Wat appellante in hoger beroep heeft aangevoerd, geeft evenmin aanleiding om te twijfelen aan de juistheid van de vastgestelde beperkingen. Wat betreft de klachten aan de rechteronderarm en pols heeft de verzekeringsarts in zijn rapport van 10 mei 2021, onder verwijzing naar de beoordeling in 2019, toegelicht dat slechts lichte afwijkingen in het polsgewricht zijn gevonden en dat deze afwijkingen maar deels de door appellante ervaren pijnklachten kunnen verklaren. Er is een duidelijke aspecifieke component aanwezig. In de FML is rekening gehouden met lichte tot matige sparing van de rechterpols en hand. Daarnaast zijn uit preventief oogpunt lichte beperkingen aangenomen voor het gebruik van de linkerarm. Omdat appellante eerder melding maakte van rugklachten, zijn ook daarvoor nog lichte beperkingen aangenomen. Er is geen aanleiding om te veronderstellen dat hiermee de lichamelijke beperkingen zijn onderschat. Er zijn ook geen aanknopingspunten voor het standpunt van appellante dat beperkingen hadden moeten worden aangenomen in het persoonlijk functioneren. Appellante heeft nooit eerder melding gemaakt van psychische of cognitieve problemen en zij heeft haar standpunt in hoger beroep niet onderbouwd met medische stukken.
Arbeidskundige beoordeling
4.4.
Wat appellante heeft aangevoerd op arbeidskundig vlak geeft geen aanleiding voor het oordeel dat de geselecteerde functies in medisch opzicht voor haar niet geschikt zijn. Voor zover de vergelijking van de belastende factoren in deze functies met de FML heeft geleid tot signaleringen, heeft de arbeidsdeskundige in het Resultaat functiebeoordeling afdoende gemotiveerd dat de belastbaarheid niet wordt overschreden.

Conclusie en gevolgen

5. Het hoger beroep slaagt dus niet. De aangevallen uitspraak wordt bevestigd.
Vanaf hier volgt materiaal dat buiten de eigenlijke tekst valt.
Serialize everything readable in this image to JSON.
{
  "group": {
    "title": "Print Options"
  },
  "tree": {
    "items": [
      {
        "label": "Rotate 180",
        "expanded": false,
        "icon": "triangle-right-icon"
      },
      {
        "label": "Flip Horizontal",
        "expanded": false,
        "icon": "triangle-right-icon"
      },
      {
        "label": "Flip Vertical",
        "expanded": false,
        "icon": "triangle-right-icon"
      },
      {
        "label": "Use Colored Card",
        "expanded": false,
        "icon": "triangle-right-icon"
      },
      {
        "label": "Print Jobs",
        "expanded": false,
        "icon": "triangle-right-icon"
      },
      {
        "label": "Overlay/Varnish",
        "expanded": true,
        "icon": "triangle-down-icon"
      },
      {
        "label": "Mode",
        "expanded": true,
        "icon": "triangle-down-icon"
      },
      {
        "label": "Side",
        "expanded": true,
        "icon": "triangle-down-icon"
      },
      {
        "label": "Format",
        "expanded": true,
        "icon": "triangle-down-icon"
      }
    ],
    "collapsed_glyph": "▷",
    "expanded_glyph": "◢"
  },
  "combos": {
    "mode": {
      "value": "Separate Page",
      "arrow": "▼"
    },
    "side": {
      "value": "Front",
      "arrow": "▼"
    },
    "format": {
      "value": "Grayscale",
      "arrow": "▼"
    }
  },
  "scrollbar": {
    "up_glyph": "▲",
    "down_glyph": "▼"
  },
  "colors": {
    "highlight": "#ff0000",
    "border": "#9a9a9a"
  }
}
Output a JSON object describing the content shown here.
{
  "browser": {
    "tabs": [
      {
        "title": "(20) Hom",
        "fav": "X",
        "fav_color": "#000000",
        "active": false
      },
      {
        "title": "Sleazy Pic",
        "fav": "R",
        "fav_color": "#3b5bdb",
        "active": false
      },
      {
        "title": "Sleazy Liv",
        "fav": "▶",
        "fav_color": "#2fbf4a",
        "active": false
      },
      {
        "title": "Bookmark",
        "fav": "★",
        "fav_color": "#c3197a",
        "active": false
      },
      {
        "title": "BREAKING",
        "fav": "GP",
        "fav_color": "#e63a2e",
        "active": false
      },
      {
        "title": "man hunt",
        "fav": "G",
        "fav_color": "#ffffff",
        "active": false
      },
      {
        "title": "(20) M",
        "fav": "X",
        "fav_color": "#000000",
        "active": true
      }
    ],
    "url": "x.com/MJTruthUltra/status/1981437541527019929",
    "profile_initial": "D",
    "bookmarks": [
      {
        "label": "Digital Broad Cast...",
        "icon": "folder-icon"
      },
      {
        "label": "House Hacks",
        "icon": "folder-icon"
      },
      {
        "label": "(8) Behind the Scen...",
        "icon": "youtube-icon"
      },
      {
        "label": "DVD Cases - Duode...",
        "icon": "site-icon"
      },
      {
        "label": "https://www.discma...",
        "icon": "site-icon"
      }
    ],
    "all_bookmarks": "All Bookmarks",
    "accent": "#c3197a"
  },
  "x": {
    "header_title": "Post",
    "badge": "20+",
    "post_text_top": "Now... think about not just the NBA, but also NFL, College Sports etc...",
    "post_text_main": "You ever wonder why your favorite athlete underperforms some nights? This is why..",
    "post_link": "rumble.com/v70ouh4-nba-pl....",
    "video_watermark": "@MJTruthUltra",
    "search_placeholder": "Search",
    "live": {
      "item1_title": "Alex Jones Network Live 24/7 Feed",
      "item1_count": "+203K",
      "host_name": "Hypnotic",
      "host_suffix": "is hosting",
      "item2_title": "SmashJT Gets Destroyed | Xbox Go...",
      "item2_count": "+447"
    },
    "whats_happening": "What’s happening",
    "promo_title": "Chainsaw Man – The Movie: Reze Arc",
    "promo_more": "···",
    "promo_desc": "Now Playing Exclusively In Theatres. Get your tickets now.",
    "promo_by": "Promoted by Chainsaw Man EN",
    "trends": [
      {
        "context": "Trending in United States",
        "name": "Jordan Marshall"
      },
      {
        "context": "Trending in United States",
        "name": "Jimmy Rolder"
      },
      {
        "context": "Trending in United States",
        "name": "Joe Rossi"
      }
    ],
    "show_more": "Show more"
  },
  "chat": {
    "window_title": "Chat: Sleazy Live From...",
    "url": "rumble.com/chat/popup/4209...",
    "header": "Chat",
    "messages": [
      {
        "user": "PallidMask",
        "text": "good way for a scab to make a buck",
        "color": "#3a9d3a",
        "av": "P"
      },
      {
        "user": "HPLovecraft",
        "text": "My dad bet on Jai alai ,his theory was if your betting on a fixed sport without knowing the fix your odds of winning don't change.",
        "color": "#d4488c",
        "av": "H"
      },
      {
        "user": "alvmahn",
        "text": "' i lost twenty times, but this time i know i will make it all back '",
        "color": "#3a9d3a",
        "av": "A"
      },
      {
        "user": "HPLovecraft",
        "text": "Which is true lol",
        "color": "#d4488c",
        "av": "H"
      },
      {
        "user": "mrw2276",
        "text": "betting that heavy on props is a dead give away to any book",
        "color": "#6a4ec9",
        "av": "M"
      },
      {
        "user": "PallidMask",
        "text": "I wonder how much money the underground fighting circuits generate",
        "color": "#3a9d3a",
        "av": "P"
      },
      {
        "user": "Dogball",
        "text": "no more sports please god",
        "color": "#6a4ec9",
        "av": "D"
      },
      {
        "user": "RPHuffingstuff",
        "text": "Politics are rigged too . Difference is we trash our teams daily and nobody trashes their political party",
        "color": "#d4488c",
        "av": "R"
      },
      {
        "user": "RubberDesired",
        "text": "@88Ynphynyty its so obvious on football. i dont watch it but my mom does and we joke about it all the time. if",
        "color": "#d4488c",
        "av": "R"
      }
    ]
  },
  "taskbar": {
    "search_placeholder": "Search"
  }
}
Dit betekent dat de beëindiging van de WIA-uitkering in stand blijft.
6. Omdat het hoger beroep niet slaagt krijgt appellante geen vergoeding voor haar proceskosten en het betaalde griffierecht.

BESLISSING

De Centrale Raad van Beroep bevestigt de aangevallen uitspraak.
Deze uitspraak is gedaan door J.D. Streefkerk, in tegenwoordigheid van C.M. Snellenberg als griffier. De beslissing is uitgesproken in het openbaar op 5 december 2024.
(getekend) J.D. Streefkerk
(getekend) C.M. Snellenberg

Voetnoten

1.CRvB 18 januari 2023, ECLI:NL:CRVB:2023:104.
2.CRvB 23 juni 2021, ECLI:NL:CRVB:2021:1491.